The policy on which the principle of res adjudicata rests is the interest of parties and the public that there be an end to litigation. "The peace and order of society demand that matters distinctly *Page 121 put in issue and determined by a court of competent jurisdiction as to parties and subject-matter, shall not be retried between the same parties in any subsequent suit in any court." Johnson Company v. Wharton,152 U.S. 252, 257. And the principle has with us been extended to retrials of the same action where the new trial may be limited to the issues affected by error. See West v. Railroad, 81 N.H. 522, 533-535. "As the practice formerly was, this would require a new trial of the whole case. But in modern procedure nothing is tried over that has been well tried." Hoyt v. Tilton, 81 N.H. 477, 479.
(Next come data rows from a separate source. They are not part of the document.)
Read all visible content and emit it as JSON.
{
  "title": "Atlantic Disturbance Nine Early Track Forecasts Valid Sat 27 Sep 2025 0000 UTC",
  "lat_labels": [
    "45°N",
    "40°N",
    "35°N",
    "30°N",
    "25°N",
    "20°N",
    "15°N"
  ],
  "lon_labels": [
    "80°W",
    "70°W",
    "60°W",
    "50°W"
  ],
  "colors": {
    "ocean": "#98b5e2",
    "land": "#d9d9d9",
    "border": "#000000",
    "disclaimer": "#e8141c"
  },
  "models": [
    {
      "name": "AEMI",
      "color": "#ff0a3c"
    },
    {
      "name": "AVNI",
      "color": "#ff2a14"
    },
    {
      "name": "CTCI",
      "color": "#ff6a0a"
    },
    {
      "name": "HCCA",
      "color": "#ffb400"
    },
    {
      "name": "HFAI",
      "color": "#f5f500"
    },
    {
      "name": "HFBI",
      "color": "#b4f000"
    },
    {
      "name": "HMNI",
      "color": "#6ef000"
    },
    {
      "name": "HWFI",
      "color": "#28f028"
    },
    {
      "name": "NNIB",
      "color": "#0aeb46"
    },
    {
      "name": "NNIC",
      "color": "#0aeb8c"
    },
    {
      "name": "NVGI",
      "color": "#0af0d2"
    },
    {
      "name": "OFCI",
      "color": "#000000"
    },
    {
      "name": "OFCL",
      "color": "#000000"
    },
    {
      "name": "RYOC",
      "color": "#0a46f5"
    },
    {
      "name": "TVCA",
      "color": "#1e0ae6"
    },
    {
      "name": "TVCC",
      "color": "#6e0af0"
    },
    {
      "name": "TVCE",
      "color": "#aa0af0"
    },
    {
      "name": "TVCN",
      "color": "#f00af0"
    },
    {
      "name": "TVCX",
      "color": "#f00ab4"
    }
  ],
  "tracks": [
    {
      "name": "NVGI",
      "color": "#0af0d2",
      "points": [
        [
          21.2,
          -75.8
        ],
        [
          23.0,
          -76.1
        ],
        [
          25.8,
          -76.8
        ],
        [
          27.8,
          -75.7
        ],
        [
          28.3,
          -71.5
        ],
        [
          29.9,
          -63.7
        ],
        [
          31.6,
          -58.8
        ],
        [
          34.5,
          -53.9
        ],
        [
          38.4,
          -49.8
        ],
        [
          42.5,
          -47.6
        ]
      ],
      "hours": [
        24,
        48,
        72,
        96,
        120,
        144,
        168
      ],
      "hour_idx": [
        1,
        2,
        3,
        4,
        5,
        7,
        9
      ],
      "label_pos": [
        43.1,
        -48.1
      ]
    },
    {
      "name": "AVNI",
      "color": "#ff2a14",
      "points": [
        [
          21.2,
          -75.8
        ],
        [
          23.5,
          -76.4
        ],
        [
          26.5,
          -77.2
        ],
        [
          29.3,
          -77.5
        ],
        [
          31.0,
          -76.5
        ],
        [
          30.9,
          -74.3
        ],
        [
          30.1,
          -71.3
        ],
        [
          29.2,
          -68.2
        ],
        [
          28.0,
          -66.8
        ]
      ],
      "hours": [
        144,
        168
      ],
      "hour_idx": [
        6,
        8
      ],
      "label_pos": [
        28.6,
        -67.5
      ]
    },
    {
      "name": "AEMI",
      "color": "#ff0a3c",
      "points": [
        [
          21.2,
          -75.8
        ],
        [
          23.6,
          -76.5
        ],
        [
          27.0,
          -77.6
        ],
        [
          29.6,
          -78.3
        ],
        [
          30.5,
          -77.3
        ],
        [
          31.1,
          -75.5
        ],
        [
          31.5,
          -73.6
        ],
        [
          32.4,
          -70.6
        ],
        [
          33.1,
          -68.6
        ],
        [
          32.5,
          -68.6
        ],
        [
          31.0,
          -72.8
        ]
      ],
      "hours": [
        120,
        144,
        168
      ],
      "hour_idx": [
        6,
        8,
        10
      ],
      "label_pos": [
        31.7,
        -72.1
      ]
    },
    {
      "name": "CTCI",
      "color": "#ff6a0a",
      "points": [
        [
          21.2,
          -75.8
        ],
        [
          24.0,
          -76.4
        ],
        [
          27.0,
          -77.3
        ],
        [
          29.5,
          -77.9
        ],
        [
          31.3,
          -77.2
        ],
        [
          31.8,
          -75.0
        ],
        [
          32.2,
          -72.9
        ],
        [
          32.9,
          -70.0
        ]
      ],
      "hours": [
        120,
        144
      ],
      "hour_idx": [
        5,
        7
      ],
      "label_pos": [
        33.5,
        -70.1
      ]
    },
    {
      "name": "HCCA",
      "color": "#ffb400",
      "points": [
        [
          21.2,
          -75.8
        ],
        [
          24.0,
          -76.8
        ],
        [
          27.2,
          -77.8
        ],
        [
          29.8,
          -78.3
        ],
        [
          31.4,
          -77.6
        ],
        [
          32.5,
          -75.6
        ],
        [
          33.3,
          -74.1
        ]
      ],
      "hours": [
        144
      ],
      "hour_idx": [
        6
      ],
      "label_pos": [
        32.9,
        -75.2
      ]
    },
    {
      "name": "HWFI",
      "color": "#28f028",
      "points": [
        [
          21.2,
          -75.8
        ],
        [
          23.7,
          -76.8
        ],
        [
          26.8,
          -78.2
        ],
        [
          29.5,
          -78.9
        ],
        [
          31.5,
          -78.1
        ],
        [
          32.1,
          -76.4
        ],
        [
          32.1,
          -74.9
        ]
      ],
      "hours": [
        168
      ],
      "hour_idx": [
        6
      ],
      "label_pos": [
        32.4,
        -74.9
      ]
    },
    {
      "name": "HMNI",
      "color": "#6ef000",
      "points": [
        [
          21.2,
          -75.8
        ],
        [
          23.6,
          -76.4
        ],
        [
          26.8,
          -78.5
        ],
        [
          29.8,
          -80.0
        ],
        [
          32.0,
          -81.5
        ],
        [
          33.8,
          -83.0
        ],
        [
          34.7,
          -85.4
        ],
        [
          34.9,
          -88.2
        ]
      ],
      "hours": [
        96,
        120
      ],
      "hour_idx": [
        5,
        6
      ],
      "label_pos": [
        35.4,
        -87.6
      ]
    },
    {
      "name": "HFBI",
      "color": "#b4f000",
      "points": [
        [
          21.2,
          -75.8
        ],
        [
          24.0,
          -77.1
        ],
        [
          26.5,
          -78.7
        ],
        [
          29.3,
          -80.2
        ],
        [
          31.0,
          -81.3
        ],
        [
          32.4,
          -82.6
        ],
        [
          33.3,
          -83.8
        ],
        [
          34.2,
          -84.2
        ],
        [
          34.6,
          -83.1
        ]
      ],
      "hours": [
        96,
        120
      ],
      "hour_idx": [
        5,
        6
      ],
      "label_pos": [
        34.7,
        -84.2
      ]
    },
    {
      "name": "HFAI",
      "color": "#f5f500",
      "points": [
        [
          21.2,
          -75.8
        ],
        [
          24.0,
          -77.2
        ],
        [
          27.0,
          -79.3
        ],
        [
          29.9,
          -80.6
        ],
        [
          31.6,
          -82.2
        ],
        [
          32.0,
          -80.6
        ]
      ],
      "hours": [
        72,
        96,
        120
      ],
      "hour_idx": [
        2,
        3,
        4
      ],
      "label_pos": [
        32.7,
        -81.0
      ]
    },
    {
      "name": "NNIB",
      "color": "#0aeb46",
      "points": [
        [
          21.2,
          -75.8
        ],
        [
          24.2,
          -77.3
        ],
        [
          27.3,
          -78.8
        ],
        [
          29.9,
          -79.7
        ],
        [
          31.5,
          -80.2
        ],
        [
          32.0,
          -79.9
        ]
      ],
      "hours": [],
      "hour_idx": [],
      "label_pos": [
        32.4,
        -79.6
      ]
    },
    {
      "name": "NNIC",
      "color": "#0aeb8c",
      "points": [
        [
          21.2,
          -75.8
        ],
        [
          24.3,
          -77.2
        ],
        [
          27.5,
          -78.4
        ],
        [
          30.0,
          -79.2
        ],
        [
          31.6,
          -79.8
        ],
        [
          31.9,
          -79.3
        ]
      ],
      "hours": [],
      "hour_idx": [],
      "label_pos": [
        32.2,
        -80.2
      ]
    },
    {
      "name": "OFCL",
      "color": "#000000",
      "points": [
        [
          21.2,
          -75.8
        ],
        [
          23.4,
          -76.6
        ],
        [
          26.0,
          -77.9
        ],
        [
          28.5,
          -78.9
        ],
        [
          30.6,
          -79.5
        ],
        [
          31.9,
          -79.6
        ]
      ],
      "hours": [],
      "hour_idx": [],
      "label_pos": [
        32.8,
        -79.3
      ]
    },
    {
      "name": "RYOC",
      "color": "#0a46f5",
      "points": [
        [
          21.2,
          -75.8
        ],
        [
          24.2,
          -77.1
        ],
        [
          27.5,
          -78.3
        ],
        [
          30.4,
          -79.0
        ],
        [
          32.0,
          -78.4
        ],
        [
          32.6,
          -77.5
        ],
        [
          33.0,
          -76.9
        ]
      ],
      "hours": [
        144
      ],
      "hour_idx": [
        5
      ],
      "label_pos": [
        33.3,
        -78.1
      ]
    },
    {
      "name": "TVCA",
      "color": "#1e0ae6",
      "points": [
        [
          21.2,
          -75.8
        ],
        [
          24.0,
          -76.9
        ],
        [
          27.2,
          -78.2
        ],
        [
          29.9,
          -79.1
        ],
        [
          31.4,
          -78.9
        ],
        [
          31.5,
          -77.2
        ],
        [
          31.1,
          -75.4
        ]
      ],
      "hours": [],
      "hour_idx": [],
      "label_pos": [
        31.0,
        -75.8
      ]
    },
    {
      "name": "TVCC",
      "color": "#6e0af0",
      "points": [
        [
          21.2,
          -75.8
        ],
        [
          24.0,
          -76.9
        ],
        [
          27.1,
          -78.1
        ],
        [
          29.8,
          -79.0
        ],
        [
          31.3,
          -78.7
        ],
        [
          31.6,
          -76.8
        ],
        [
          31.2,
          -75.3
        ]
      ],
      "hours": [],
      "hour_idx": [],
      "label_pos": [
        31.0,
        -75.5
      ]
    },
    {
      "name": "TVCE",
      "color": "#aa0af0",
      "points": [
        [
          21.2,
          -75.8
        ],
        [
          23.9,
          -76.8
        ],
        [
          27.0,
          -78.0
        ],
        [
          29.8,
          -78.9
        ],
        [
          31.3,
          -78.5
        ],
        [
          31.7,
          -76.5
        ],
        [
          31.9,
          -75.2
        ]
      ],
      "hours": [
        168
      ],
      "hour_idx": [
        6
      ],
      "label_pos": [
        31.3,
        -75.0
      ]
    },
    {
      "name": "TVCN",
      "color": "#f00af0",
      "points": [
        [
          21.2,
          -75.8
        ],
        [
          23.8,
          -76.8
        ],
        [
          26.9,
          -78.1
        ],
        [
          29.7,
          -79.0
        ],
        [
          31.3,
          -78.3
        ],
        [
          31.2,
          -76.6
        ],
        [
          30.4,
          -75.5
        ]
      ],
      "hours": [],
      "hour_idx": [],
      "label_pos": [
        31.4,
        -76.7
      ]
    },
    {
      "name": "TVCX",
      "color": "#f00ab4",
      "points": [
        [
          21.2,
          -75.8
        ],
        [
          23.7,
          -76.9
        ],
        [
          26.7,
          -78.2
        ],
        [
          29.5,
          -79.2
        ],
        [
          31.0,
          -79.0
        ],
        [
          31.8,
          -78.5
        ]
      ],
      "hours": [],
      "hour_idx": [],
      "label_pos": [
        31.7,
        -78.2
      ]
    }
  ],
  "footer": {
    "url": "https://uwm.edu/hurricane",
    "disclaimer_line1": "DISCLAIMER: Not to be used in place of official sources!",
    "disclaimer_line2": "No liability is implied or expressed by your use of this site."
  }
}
To make an exception as the plaintiff urges would be a departure from the general policy of the rule wholly lacking sound reason for its support. The ordered foundations of the doctrine invite no such restriction upon its application. Thus to limit it would be an excision of arbitrary inconsistency from its scope.
The argument that the proceeding was one in which the defendant had the right to open and close and thus took away from the plaintiff an advantage she would have had on a trial of the action is readily answered. The law recognizes no such advantage. The impartiality of justice countenances no discriminations of favor or prejudice and the search for truth is not rendered difficult by rules of procedure. In the necessity of things one party must proceed, and if thereby some benefit is secured, it may fairly be said to be offset by placing on him the burden of proof. No case has been called to notice in which the rule of res adjudicata has been denied application because of differences of procedure in the proof of the matter in issue when the trial is a fair one.
Nor may it be said that the proceeding here was of a summary character. No objection was taken to its course and the plaintiff apparently had all the notice and time for preparation for the trial she sought or required. There was no limited or peremptory character attaching to the trial, and no hardship upon the plaintiff was suggested at the time to show that the trial would not be and was not full and fair.
So far as the cases cited by the plaintiff hold generally that the judgment in a collateral and incidental proceeding is not to have the force of the res adjudicata rule, without regard to the questions whether the proceeding necessarily involves the merits of the action and whether the trial is fair and regular, they are not followed.
Whether the plaintiff's mistake in her understanding of the effect of the reference gives her any right to have it and the judgment to which it led vacated is an inquiry not raised by the exceptions and *Page 122 has not been considered. Nor has the incidental question thus raised' of the sufficiency of the evidence to entitle the plaintiff to a verdict received attention. Unless sufficient or unless new evidence not available at the trial may now be furnished, a retrial of the issue would necessarily be futile.
If the defendant amends its motion in the superior court, the order there to be made is
Judgment for the defendant.
BRANCH, J., did not sit: the others concurred.